Professor Hortenso continued eating. “You don’t have to believe everything he says,” he said under his breath.

“Ha!” Mrs. Hortenso exclaimed. “Look who’s talking. You believe everything he says.”

Professor Hortenso looked up from his plate and glared at his wife. I did not want to witness a family quarrel, but I could not stand up and leave.

Mrs. Hortenso was undaunted. She turned to me, wanting me to be her ally. “I hope you do not misunderstand, Pepe,” she said. “I believe in these things you are doing, else I would not want to live here,” she cast a condescending look around her, the unpainted and grimy adobe walls, the naked lightbulb above us, the cracked cement floor, the cheap Binondo furniture. “He finished with honors, you know—the first Filipino to do so at Cambridge.
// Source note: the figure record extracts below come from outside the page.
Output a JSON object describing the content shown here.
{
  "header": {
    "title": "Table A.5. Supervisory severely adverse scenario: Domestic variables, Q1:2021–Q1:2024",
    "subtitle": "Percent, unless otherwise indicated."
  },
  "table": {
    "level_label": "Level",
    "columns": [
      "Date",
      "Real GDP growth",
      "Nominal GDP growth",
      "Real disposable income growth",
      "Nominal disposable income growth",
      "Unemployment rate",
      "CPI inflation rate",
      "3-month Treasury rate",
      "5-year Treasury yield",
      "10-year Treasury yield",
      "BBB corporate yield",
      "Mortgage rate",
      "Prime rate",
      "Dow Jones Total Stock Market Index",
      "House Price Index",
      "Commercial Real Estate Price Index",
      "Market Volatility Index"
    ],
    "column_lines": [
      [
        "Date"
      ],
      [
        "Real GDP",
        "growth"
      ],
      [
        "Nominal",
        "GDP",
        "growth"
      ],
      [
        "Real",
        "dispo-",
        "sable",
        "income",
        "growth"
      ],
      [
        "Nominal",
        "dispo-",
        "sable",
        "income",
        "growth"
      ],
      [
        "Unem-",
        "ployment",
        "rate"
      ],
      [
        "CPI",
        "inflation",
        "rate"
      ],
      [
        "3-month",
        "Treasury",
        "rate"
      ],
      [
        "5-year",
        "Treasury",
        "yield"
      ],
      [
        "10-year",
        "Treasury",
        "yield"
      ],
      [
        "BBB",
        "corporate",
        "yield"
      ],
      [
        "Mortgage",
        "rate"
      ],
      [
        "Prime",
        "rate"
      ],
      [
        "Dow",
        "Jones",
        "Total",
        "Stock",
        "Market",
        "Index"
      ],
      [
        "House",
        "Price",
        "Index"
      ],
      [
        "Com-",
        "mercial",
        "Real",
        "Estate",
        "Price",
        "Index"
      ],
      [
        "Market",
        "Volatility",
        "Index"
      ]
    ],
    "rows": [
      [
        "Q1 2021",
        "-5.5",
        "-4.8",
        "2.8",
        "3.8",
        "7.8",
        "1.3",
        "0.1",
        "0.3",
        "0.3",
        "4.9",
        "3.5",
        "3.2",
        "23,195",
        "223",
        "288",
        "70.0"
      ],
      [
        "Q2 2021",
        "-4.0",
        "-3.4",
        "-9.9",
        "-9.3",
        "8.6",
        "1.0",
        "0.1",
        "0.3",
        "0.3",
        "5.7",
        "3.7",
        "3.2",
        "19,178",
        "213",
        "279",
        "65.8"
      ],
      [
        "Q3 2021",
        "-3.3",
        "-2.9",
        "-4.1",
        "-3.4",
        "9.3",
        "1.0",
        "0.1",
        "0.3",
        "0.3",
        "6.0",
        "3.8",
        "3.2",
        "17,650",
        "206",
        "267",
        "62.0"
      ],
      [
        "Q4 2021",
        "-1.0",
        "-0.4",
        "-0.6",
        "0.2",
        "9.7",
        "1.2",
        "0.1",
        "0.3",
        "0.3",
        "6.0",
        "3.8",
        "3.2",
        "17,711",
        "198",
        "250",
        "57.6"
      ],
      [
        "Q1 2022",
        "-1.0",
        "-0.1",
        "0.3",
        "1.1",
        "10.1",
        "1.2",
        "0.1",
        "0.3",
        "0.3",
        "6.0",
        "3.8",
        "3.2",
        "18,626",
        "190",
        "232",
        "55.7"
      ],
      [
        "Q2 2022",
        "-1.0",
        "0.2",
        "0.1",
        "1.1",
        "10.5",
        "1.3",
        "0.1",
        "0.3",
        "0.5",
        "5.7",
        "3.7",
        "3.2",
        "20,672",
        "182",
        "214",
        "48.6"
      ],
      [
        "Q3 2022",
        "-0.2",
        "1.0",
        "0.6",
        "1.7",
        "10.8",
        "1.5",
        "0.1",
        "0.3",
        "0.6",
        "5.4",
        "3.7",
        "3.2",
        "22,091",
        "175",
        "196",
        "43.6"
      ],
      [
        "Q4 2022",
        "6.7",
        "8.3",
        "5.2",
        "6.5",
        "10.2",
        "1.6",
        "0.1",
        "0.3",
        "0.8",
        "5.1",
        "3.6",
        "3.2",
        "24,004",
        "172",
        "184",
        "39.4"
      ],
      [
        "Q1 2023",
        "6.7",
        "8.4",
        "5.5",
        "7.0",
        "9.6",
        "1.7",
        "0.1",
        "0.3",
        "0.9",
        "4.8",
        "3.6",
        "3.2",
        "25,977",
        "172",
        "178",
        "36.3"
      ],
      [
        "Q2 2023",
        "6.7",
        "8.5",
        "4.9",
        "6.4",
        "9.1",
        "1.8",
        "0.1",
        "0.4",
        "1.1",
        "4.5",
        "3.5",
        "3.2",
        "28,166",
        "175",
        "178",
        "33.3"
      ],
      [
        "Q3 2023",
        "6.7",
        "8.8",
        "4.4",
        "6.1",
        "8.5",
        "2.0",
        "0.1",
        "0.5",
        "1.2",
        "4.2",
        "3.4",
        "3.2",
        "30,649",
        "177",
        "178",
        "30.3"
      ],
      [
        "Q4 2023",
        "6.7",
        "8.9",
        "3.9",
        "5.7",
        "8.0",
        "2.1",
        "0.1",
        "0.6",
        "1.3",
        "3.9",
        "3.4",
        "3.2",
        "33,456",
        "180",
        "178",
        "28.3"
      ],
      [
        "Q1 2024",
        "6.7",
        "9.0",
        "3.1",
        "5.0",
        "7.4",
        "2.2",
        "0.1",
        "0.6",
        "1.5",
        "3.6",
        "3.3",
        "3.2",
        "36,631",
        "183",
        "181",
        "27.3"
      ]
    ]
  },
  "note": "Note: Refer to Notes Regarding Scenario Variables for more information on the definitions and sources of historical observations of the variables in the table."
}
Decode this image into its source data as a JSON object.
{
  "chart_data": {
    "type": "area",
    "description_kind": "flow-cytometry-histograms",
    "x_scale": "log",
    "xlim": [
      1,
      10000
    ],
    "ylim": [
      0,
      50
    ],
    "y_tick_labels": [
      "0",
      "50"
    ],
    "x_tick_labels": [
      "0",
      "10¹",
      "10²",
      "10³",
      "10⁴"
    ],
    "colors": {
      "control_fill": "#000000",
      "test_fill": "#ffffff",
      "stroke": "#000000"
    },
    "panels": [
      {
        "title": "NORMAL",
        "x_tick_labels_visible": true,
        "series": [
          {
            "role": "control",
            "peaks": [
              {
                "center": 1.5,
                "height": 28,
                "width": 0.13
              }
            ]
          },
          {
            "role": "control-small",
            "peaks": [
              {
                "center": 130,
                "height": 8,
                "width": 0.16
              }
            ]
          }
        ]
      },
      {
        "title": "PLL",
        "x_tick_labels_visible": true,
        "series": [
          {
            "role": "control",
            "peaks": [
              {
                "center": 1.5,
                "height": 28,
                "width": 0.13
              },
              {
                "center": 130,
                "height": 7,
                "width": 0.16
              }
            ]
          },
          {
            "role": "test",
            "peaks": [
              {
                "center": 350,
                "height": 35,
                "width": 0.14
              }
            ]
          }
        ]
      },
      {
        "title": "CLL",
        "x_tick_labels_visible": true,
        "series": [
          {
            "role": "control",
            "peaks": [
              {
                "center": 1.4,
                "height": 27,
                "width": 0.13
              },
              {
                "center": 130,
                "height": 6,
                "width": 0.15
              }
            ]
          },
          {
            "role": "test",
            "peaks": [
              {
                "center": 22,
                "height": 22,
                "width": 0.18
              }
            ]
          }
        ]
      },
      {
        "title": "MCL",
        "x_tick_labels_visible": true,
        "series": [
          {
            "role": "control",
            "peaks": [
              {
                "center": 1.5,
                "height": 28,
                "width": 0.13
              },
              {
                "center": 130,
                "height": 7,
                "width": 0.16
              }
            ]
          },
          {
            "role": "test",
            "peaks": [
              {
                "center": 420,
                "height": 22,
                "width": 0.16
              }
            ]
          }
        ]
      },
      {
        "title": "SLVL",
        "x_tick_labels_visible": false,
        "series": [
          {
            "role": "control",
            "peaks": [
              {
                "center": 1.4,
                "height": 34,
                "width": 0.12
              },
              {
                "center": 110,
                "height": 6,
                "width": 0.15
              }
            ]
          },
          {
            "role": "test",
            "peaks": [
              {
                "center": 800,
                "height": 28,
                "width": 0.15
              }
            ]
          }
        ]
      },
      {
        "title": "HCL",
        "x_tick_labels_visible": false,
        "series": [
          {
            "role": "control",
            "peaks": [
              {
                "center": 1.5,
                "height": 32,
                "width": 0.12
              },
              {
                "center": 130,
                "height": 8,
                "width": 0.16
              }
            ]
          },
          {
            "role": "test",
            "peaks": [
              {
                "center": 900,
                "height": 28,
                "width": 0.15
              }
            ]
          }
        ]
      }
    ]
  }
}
He—You know, we are not poor. And he was offered a good job here with a British company—old-boy ties … fraternities, that is what you call them here.”

“Please, honey,” Professor Hortenso said, “don’t talk like this.”

“But he refused. He refused help from his parents. He refused to teach even in the State University where he would be getting twice what he is getting now. Teach at the diploma mill, that is where he feels he is needed. And I agree with him, of course. Over there at UP, those pampered rich, they do not need an education.…”

“Honey,” Professor Hortenso protested again, “please, don’t make us look like martyrs.”